Using the Coulomb matrix, we have demonstrated how a learning curve is constructed. However, due to its simplicity, this descriptor does not achieve excellent results. We now move on to the FCHL19 descriptors, which are widely used due to their great performance.

Briefly described, the FCHL19 representation is a vector that encodes the atomic environment of an atom in a chemical compound. It consists of a two-body term that encodes radial distributions between the central atoms and neighboring atoms of a given element type. Additionally, the representation contains a three-body term that encodes the mean distances and angles between the atom and neighboring pairs of atoms of given element types. This representation does not include an explicit one-body term. Please refer to the paper for more details: https://aip.scitation.org/doi/10.1063/1.5126701

The higher accuracy is compensated by an increase in computational complexity. Therefore, in this part of the exercise, we will not average models and will train the models only up to 1000 molecules in the training set.

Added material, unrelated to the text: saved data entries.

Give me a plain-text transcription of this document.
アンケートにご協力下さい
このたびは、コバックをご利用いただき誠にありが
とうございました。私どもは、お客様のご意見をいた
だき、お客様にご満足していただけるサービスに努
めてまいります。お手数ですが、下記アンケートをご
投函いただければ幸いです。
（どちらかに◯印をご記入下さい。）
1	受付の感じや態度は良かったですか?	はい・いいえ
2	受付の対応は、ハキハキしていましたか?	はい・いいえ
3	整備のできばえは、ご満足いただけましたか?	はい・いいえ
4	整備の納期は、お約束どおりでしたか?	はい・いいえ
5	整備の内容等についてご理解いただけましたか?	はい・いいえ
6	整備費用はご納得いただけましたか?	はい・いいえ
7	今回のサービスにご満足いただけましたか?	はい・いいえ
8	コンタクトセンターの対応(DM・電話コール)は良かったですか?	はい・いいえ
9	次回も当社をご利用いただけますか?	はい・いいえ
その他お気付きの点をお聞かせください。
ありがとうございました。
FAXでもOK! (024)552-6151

Your task is to plot a learning curve for KRR with FCHL19 descriptors for training set ratios of 0.004506408, 0.014082524, 0.044500775, and 0.14082524 without averaging. Below we provide an example of how to train the FCHL19 model. 


In [None]:
# Generate FCHL19 representation for all molecules.
fchl = np.array([qml.fchl.generate_representation(mol.coordinates,
                                                  mol.nuclear_charges)
        for mol in mols],dtype=object)

**Task 3:** For the FCHL19 representation, get MAEs for multiple training ratios (0.004506408, 0.014082524, 0.044500775, and 0.14082524) without averaging.

In [None]:
train_ratio_fchl = [0.004506408, 0.014082524, 0.044500775, 0.14082524]
train_size_fchl = [x*y.shape[0] for x in train_ratio_fchl]
test_error_fchl = []

####################################
####YOUR TURN: Split data to train and test sets



####################################

# Hyperpamateres. You do not need to tune.
alpha = 1e-7
sigmas = [1.0]

# Calculate kernel matrix for train set
K = qml.fchl.get_local_kernels(X_train, X_train, sigmas, cut_distance=10.0)[0]

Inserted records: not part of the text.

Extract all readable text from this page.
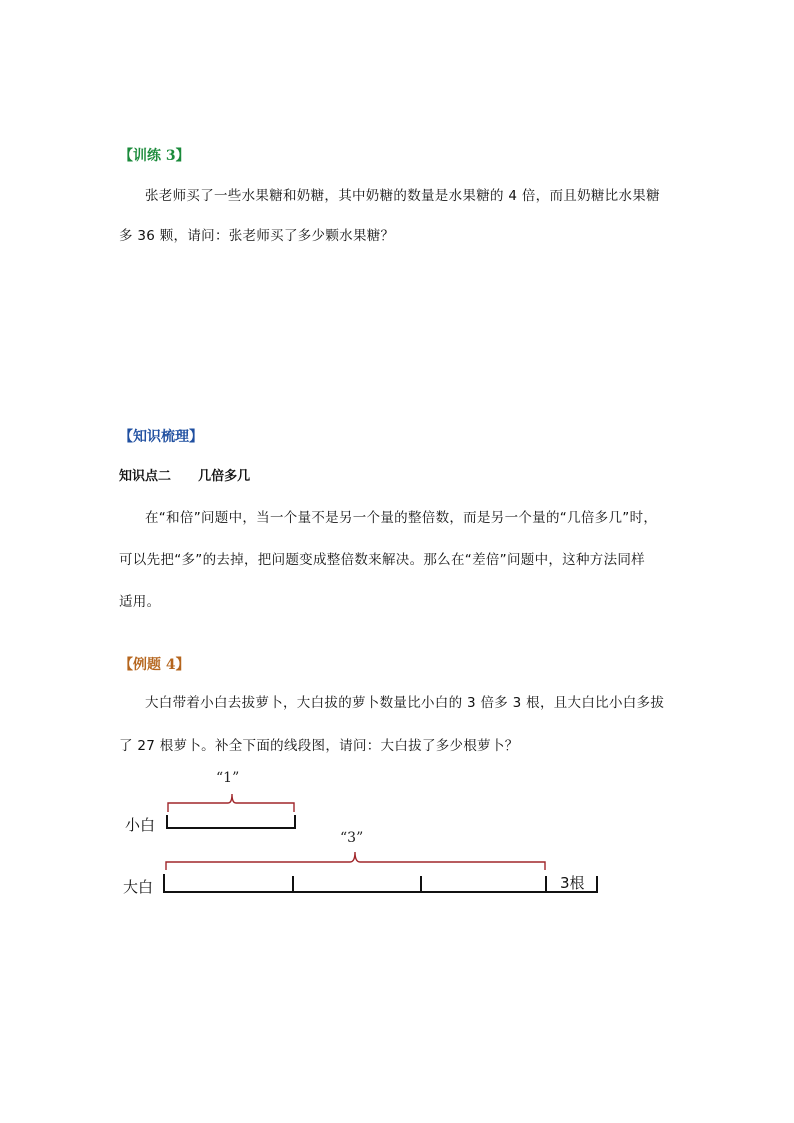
【训练 3】
张老师买了一些水果糖和奶糖，其中奶糖的数量是水果糖的 4 倍，而且奶糖比水果糖
多 36 颗，请问：张老师买了多少颗水果糖？
【知识梳理】
知识点二      几倍多几
在“和倍”问题中，当一个量不是另一个量的整倍数，而是另一个量的“几倍多几”时，
可以先把“多”的去掉，把问题变成整倍数来解决。那么在“差倍”问题中，这种方法同样
适用。
【例题 4】
大白带着小白去拔萝卜，大白拔的萝卜数量比小白的 3 倍多 3 根，且大白比小白多拔
了 27 根萝卜。补全下面的线段图，请问：大白拔了多少根萝卜？
“1”
“3”
小白
大白	3根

# Add a small lambda to the diagonal of the kernel matrix
K[np.diag_indices_from(K)] += alpha

# Use the built-in Cholesky-decomposition to find c
c = cho_solve(K,Y_train)

# Calculate a kernel matrix between test and training data
K_test = qml.fchl.get_local_kernels(X_test, X_train, sigmas, cut_distance=10.0)[0]


####################################
####YOUR TURN: Make the predictions, calculate and print the mean absolute-error (MAE)



####################################

**Task 4:** Plot how test_error_cm depends on train_size_cm together with how test_error_fchl depends on train_size_fchl. It allows us to compare the Coulomb matrix with FCHL19 representation.

In [None]:
####################################
####YOUR TURN: Plot learning curves for the CM descriptor together with FCHL19 for comparison








####################################

**Task 5:** Using time.time(), compare the computation complexity of the Coulomb matrix and FCHL19. Also, determine whether the training takes longer than the prediction or vice versa. Empirically find the O(N) scaling for both training and prediction, where N is the dataset size. 

Take inspiration from the previous exercise located in scikit_KRR_SVR.ipynb how to use time.time().